In-between Thoughts: I write to understand how I experience my mind

3/8/20: Did about 50 minutes on the stair stepper this morning, then a hike, and now hitting the gym for some weights. I am going to eat SO MUCH when I finally get home to eat my first meal! Intermittent fasting is awesome until you have days like today. #hangry

This is a photo of a verrrrry hungry woman.

Onto thoughts from in-between my gym sets…

Yesterday I finished drafting a post about the fifth article in the Oxford Handbook of Philosophical Theology, and again realized how much pleasure and satisfaction I receive from challenging my brain with new ideas. But it’s not just the reading and thinking about new ideas that is satisfying; the satisfaction is made complete when I write about those ideas, when I work not just to understand them, but to bring something new to them. I imagine the unquenchable drive I have to engage and wrestle with ideas is akin to the unquenchable drive artists have to create — the excitement of discovering and bringing newness to my experience of and work in the world.

I wonder why I am so drawn to writing about ideas I read about, why writing is the piece that completes the puzzle for me. On one hand, it’s obvious. Self-conscious thinking (here, through an evaluation via writing) is an act unique to our species, and thus kind of the apotheosis of the rational animal that is human. To read is human; to think and write about what one reads, divine(ly human).

On the other, I recognize the danger in living too much in my head. I do this emotionally, with my personal introspection. I can spiral into darkness and self-judgment so quickly when I am all up in my own head, and it is only in sharing my thoughts with my husband (or other loved ones) and receiving wise, compassionate, loving input and insight that I am able to pull myself out of it. In other words, the darkness is held at bay only when I connect my thoughts to something external to myself, in a way that lets those thoughts be evaluated, adjusted, or corrected by something/someone decidedly not-me.

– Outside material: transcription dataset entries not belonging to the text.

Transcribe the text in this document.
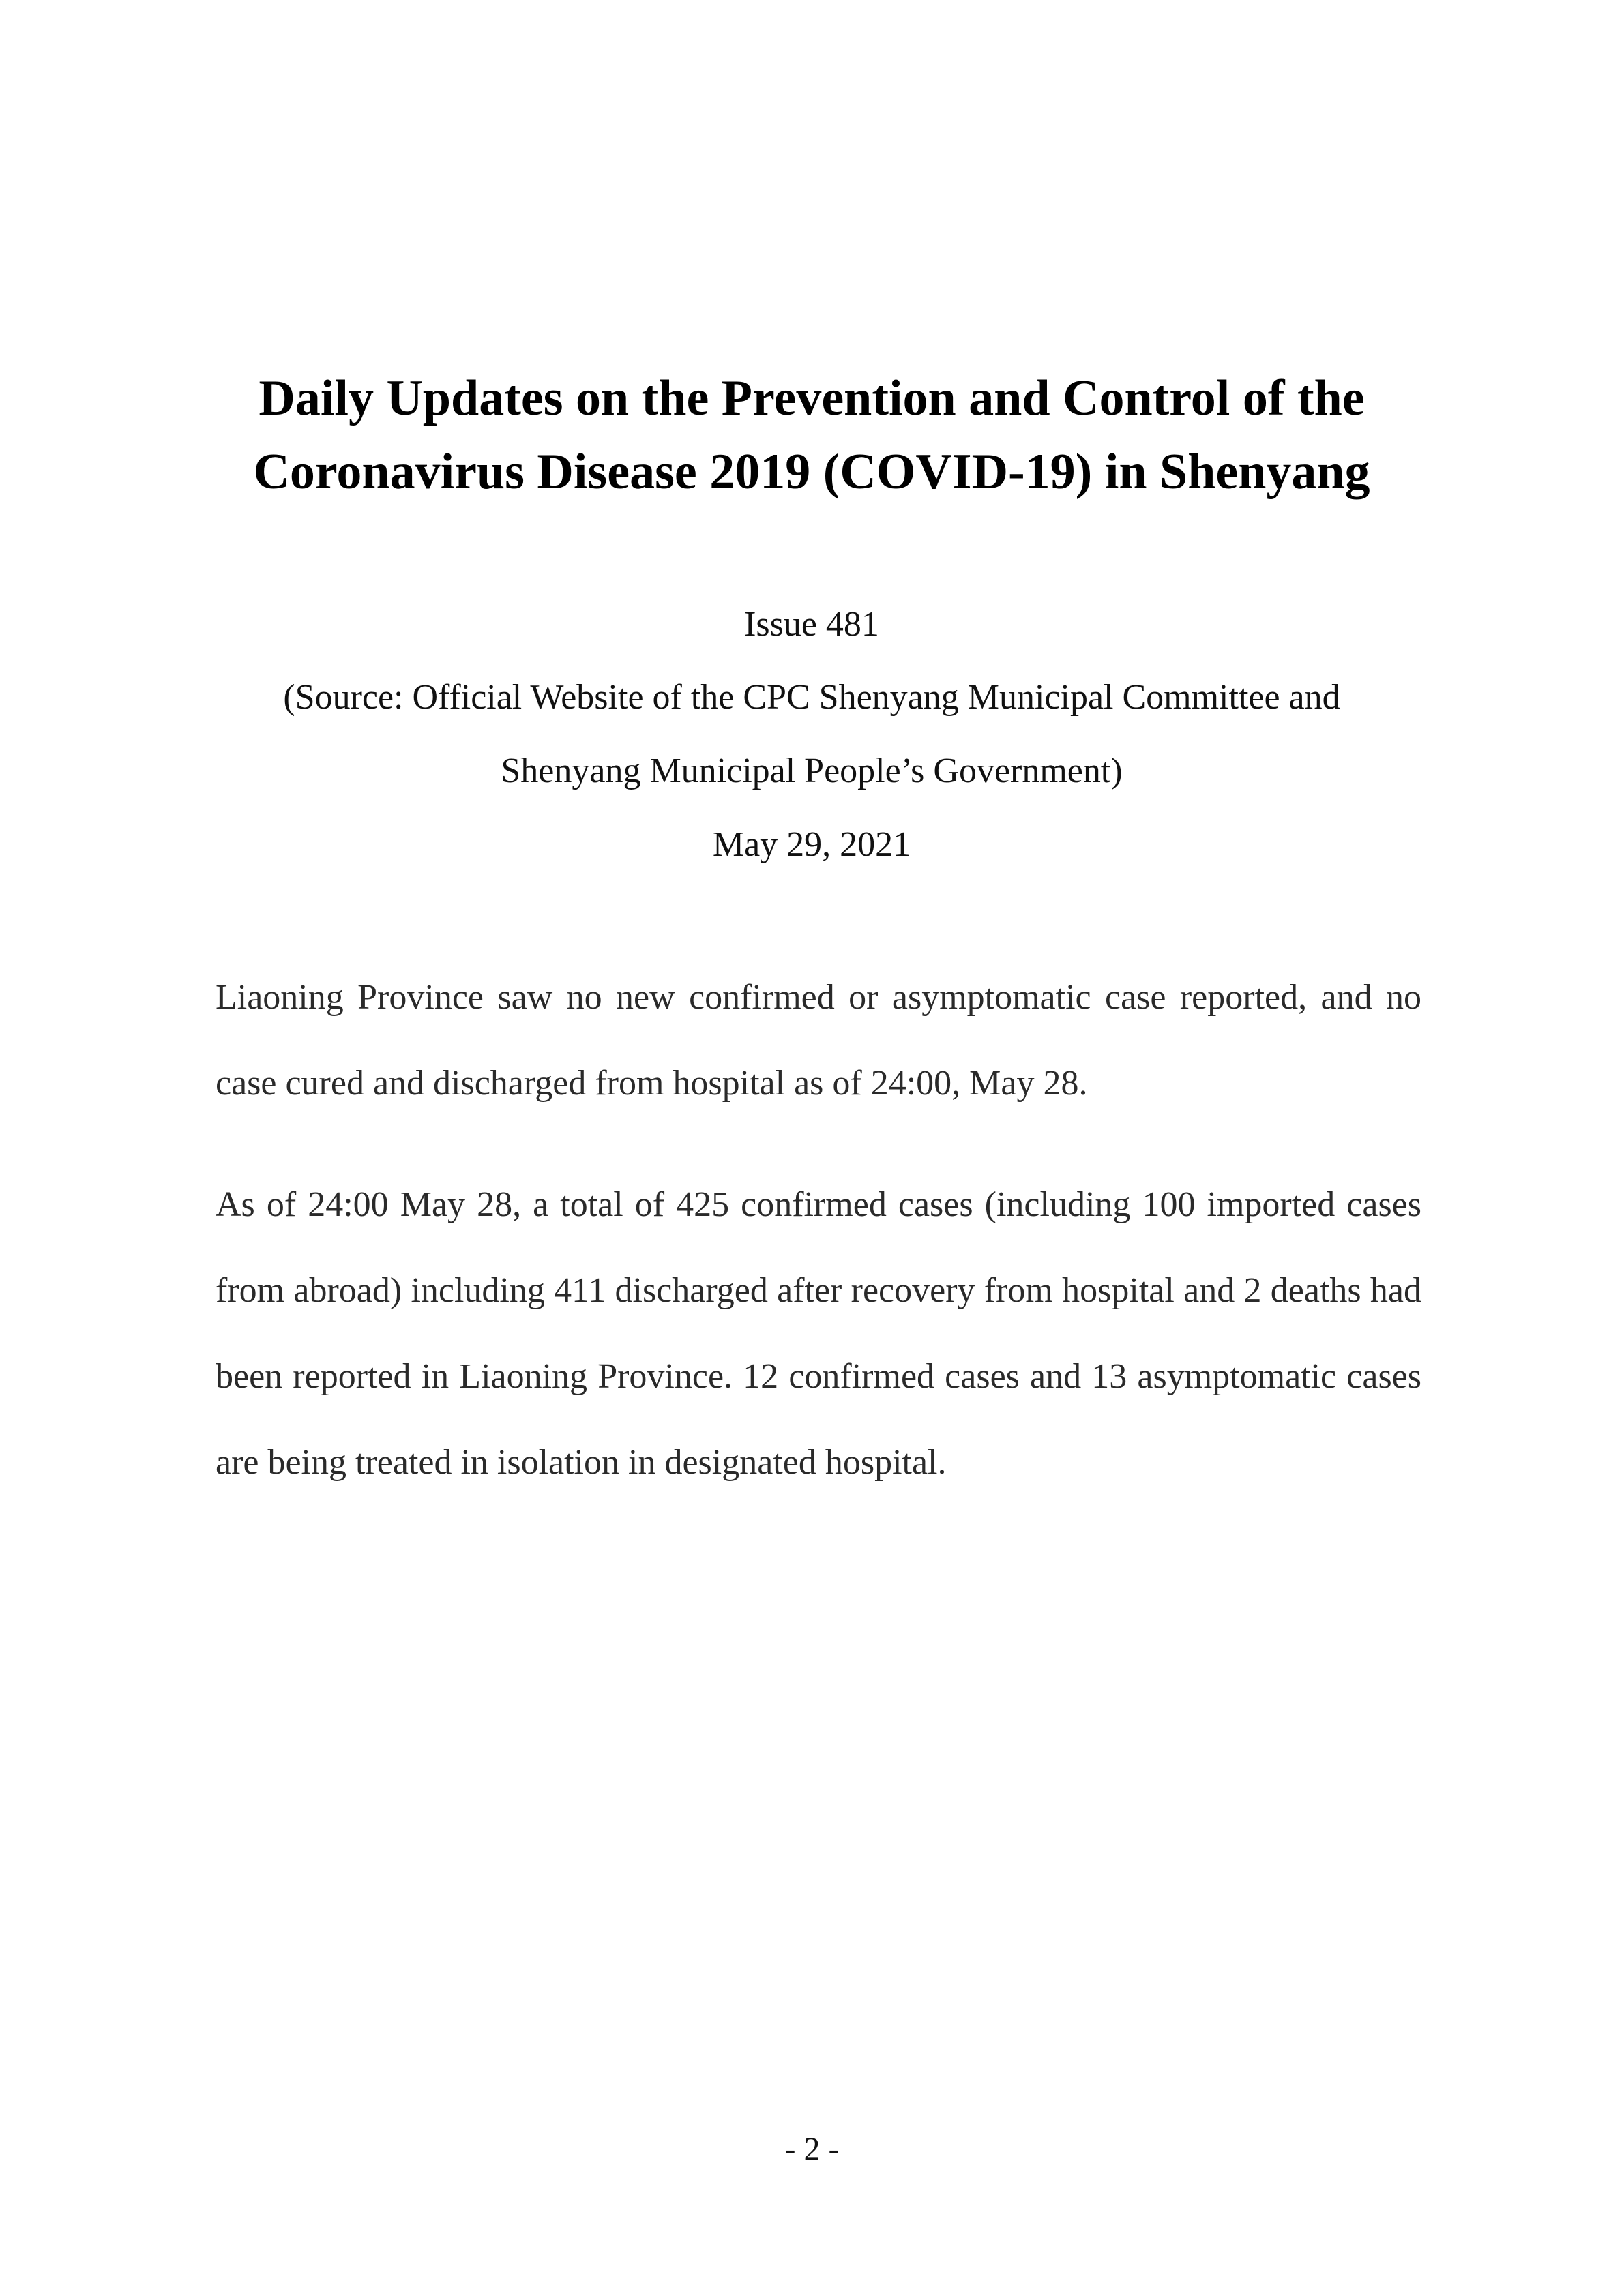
Daily Updates on the Prevention and Control of the Coronavirus Disease 2019 (COVID-19) in Shenyang

Issue 481

(Source: Official Website of the CPC Shenyang Municipal Committee and

Shenyang Municipal People’s Government)

May 29, 2021

Liaoning Province saw no new confirmed or asymptomatic case reported, and no case cured and discharged from hospital as of 24:00, May 28.

As of 24:00 May 28, a total of 425 confirmed cases (including 100 imported cases from abroad) including 411 discharged after recovery from hospital and 2 deaths had been reported in Liaoning Province. 12 confirmed cases and 13 asymptomatic cases are being treated in isolation in designated hospital.

- 2 -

But even that can go too far, and not just in my typical people-pleasing way. Sometimes I seek the external world too much, whether in an unhealthy search for validation or in a way that takes me too much outside the realm of what I’m trying to do. When I’m tossing around ideas for final papers in my philosophy class, I usually end up asking myself “What’s the point?”. In general I think that’s an important question to ask of any free, intentional endeavor (“What am I doing this for?”), but sometimes this question leads me to non-philosophical musings. Good musings, sure, but unhelpful in terms of writing a final philosophy paper. That question often leads me to look to the external world, or to scientific phenomena, and try to relate philosophical concepts to the world itself, mapping arguments onto historical, social, scientific, or cultural trends. This isn’t always philosophy, but rather some kind of critique using philosophy, so I then find myself course-correcting which then puts me in a continual pinging back and forth between theoretical philosophy and applied philosophy and… I realize I’m never quite sure where the sweet spot is between wrestling with ideas as ideas and finding their relevance or correlate in our external experience of the world. And what is most important in any particular context.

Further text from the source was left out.